Please join Bookreporter.com writer Rachel Kempster as she chats with Shreve about her connection to Africa, the book's unconventional chronology, and much more.

BRC: Africa plays a central role in THE LAST TIME THEY MET. Have you ever spent time in the country, or studied it in depth? What was your impetus for setting part of the novel there?

AS:
I lived in Nairobi for three years in the late 1970s. I set part of the novel there because I wanted a wider canvas for this one.

BRC: Suffice it to say, the ending of the book left quite an impact. Did you plan for that the ending all along? Or did it just "occur" at some unexpected point in the writing process?

AS:
The ending of the book was its "raison d'etre." The conceit for the novel is contained within a description of Thomas's life's work in THE WEIGHT OF WATER.

BRC: Did you imagine that readers would go back and read the novel again after digesting the ending? If so, how did that affect the way you worked?

AS:
I thought that readers might go back and read the book again. (Well, skim it again perhaps.) I did plant clues, clues that are not meant to register too much at the time of the first reading, but that might click in once the book had been read and the ending digested.

BRC: THE LAST TIME THEY MET begins at the present and moves backwards. As it does, the love story between Linda and Thomas is fully unraveled. Why did you choose such an unconventional chronology?

AS:
Given the conceit of the novel --- that this is the story of an imagined life --- the novel had to be written backwards. One couldn't admit that Linda was dead at 17, and then expect the reader to believe in her as alive at 26 and 52. Hence, the chronology.

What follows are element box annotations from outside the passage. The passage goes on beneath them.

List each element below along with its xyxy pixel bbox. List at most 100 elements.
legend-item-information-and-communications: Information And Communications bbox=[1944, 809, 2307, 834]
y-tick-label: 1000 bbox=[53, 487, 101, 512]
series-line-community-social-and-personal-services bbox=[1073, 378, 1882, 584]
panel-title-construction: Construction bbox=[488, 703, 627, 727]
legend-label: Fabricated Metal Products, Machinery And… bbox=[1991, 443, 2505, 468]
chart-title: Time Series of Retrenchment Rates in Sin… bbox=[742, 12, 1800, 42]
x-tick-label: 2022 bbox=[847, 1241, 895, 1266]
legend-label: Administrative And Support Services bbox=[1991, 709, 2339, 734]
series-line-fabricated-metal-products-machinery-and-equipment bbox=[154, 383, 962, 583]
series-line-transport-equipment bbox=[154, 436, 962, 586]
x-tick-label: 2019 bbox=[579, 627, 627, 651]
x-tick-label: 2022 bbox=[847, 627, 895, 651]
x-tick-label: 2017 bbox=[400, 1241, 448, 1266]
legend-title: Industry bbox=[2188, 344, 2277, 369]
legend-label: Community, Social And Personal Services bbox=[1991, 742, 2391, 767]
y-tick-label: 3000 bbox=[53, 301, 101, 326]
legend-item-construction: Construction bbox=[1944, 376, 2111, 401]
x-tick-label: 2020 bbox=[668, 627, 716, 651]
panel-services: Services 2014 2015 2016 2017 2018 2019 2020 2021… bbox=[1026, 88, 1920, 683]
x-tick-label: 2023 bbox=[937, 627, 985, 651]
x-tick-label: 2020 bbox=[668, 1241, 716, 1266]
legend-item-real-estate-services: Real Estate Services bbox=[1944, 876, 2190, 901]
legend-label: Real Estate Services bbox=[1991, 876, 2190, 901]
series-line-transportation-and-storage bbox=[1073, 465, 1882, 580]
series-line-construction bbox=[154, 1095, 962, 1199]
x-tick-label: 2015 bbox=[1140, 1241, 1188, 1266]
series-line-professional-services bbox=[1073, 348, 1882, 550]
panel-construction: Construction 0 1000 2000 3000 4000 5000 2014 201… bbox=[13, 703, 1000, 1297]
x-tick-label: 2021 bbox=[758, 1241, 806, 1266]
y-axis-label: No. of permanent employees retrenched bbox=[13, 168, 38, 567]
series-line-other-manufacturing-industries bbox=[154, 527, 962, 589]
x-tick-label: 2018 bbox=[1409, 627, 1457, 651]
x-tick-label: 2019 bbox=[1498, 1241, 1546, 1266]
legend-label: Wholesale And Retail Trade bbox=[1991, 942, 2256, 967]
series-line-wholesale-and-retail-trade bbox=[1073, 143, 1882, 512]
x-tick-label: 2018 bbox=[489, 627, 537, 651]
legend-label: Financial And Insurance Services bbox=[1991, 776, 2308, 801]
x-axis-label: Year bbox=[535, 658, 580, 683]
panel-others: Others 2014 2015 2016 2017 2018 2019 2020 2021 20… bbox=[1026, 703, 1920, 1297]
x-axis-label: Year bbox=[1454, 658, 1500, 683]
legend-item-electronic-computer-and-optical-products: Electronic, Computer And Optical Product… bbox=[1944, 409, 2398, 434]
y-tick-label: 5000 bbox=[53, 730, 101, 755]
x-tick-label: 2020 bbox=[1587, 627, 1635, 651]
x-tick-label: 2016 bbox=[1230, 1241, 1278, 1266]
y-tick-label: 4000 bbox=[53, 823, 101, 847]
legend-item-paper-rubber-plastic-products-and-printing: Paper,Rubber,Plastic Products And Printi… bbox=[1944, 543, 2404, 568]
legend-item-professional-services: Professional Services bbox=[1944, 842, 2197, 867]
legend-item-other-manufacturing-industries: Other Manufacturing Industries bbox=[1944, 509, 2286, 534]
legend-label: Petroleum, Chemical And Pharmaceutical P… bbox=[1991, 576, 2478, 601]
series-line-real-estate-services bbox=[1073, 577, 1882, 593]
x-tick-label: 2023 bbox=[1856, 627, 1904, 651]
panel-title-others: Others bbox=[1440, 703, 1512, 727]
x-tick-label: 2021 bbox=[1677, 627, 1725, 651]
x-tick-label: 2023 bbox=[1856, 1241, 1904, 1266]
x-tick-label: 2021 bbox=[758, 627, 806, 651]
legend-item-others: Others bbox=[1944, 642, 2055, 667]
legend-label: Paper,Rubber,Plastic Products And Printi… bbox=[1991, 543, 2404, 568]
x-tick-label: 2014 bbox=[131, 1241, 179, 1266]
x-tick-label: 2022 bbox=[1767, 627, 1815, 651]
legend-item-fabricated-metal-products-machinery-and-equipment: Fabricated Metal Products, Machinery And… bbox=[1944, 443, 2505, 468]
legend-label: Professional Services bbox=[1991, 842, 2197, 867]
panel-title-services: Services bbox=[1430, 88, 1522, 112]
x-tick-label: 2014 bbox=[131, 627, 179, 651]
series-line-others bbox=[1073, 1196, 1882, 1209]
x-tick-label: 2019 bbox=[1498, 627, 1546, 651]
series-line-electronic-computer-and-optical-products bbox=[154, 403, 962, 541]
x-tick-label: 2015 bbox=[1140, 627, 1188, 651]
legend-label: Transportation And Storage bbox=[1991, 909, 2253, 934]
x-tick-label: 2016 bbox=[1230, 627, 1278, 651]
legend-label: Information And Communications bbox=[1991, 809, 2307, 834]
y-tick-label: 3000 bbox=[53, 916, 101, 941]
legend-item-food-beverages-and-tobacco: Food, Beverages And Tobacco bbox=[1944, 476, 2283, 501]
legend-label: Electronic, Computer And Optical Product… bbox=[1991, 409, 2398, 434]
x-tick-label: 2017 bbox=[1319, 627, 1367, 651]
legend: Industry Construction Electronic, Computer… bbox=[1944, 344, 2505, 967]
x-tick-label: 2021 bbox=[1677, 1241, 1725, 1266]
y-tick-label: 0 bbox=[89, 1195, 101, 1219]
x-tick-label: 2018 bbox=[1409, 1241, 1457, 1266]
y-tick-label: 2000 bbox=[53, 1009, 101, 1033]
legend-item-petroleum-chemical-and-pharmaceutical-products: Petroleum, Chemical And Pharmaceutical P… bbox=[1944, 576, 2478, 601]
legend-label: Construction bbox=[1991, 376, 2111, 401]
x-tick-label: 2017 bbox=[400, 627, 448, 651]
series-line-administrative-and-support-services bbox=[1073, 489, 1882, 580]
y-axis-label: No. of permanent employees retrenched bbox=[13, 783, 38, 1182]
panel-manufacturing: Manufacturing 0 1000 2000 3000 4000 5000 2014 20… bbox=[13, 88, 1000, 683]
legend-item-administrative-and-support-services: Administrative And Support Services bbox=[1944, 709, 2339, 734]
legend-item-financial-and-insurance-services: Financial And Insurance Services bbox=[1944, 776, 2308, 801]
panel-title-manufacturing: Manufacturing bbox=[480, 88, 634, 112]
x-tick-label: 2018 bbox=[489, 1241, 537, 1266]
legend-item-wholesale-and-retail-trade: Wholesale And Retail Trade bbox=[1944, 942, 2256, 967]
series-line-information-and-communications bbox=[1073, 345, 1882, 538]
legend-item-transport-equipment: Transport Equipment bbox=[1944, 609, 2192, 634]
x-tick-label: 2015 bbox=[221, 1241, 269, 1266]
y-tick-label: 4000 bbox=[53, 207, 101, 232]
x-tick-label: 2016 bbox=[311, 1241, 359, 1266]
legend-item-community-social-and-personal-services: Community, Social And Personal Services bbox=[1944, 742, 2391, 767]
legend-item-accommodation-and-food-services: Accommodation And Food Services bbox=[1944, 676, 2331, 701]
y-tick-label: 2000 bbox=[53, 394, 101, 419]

BRC: The cumulative affect of going back in time and seeing Linda and Thomas make the choices that will forever change them is wrenching. Are regret and loss of innocence recurring themes of yours?

AS:
Yes, I think it would be fair to say that. These themes are probably most heightened in this work, however.

BRC: Thomas and Linda, are both writers. Is it difficult writing about writers? Or did you find it helpful to have a personal point of reference?

AS:
They are writers, but not in the same way that I am. By making them poets gives me a bit of distance. Also, the theme of the power of words is important to the novel. They, more than most, would be aware of that.

BRC: What was the most difficult part of the novel to write? Did this book pose any special technical problems for you? Conversely, what was the easy part of the writing process for you?

AS:
The easiest section of the book to write was the Africa section. It is the only time in my life that I ever kept a diary. Unearthing those diaries helped lend an immediacy to the impressionistic writing that was helpful. The hardest part to write is always the beginning.

BRC: What is your writing schedule like?

AS:
I write in the mornings. Like a lot of women, I've learned to write when my kids are in school.

BRC: What were your influences for this novel in particular? Were you working with any kind of model in your head?

AS:
Truthfully, I didn't have any.

BRC: Do you feel any new pressures as a writer after being an Oprah book author?

AS:
Not really. I learned early on that it's death to a work of imagination to think about anyone else while writing a book. Ultimately, you have to write for yourself.

BRC: What book(s) is currently on your nightstand?

AS:
A lot of English books. Just finished John Banville's new novel, as well as the Justin Cartwright, HALF IN LOVE. Also the new P.D. James.